Quelques années plus tard, quand on a vu les capacités des technologies haptiques (les supports diffusant des vibrations), on s’est dit que ce serait génial de les mettre au service de cette installation. Si du silicone était capable de provoquer de telles réactions, à quoi s’attendre si on y ajoute des vibrations et des bruits d’animaux ? (Le collectif a intégré à l’installation les sons qu’émettent les animaux qui communiquent par vibrations, types les dauphins, les chauves-souris ou les grenouilles, ndlr). On s’est rendu compte du potentiel thérapeutique que peuvent avoir ces technologies. Vous ressentez à la fois le poids du silicone, et les vibrations engendrent comme une pression sur le ventre. Elles activent l’estomac. C’est dire si l’utérus est une technologie naturelle incroyable.
Vous faisiez allusion aux réactions des spectateurs. Sauriez-vous les déterminer ?
On a remarqué trois types de réaction parmi nos visiteurs. Certains déclarent se sentir « centrés » ; l’expérience les apaise. D’autres, nous ont dit que même s’ils trouvent l’expérience inconfortable, ils se sentent en sécurité, comme dans un safe space. Un des visiteurs nous a même dit qu’il aurait aimé avoir un tel objet à l’hôpital. Et enfin, d’autres ont des visions et se projettent très loin, un peu comme s’ils méditaient. On aimerait voir davantage de technologies organiques se développer pour approfondir les expériences immersives. Lorsque vous jouez à un jeu vidéo ou que vous entrez dans une expérience en réalité virtuelle, votre corps est souvent oublié. On doit créer des installations qui l’embarquent.
Est-ce que ça signifie que le corps des visiteurs fait partie de vos installations ou performances ?
D’une certaine manière, oui. Dans la pratique, certaines œuvres sont plus ou moins interactives. Mais dans le cas de Bet(a) Bodies, par exemple, on a conçu une pièce qui favorise le jeu. On doit se pencher, s’allonger confortablement sur des dômes en silicone pour entrer dans l’expérience. Même les gens qui ne sont pas particulièrement intéressés par l’expérience peuvent apprécier son confort.
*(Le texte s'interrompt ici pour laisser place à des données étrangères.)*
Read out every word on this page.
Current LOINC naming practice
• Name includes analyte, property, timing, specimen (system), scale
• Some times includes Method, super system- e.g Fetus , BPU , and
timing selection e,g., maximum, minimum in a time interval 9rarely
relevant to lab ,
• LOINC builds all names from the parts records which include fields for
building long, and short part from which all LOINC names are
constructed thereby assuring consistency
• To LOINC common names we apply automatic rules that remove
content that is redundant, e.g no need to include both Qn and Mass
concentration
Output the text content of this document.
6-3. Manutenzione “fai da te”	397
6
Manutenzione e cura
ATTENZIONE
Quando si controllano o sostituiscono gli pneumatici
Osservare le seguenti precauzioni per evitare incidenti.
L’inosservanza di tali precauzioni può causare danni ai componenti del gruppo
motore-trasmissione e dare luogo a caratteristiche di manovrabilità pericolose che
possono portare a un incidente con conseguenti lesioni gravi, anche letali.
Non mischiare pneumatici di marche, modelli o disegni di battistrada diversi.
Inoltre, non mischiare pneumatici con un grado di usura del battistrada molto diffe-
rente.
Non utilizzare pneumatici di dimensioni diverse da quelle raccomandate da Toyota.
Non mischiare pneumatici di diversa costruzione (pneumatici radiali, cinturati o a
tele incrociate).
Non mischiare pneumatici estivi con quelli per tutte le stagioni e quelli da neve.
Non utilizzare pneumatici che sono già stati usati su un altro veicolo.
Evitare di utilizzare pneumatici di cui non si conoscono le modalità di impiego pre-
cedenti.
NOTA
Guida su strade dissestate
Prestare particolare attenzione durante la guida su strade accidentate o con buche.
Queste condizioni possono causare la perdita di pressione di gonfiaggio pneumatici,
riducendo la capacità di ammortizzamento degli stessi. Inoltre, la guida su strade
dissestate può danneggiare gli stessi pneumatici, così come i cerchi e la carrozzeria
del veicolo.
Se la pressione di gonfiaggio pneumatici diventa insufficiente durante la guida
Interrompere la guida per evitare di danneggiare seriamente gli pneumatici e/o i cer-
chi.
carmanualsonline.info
Pour une performance à Berlin, on a collaboré avec quelques artistes qui incarnaient des personnages de notre univers. Le public pouvait interagir avec nous et elles. C’était hyper interactif. Les gens étaient vraiment dedans. Et à un moment, c’est devenu si chaotique qu’un gars a commencé à se désaper, il en avait oublié ses limites. Bien sûr, on lui a demandé de se rhabiller. Mais oui, les gens éprouvent physiquement les expériences qu’on conçoit.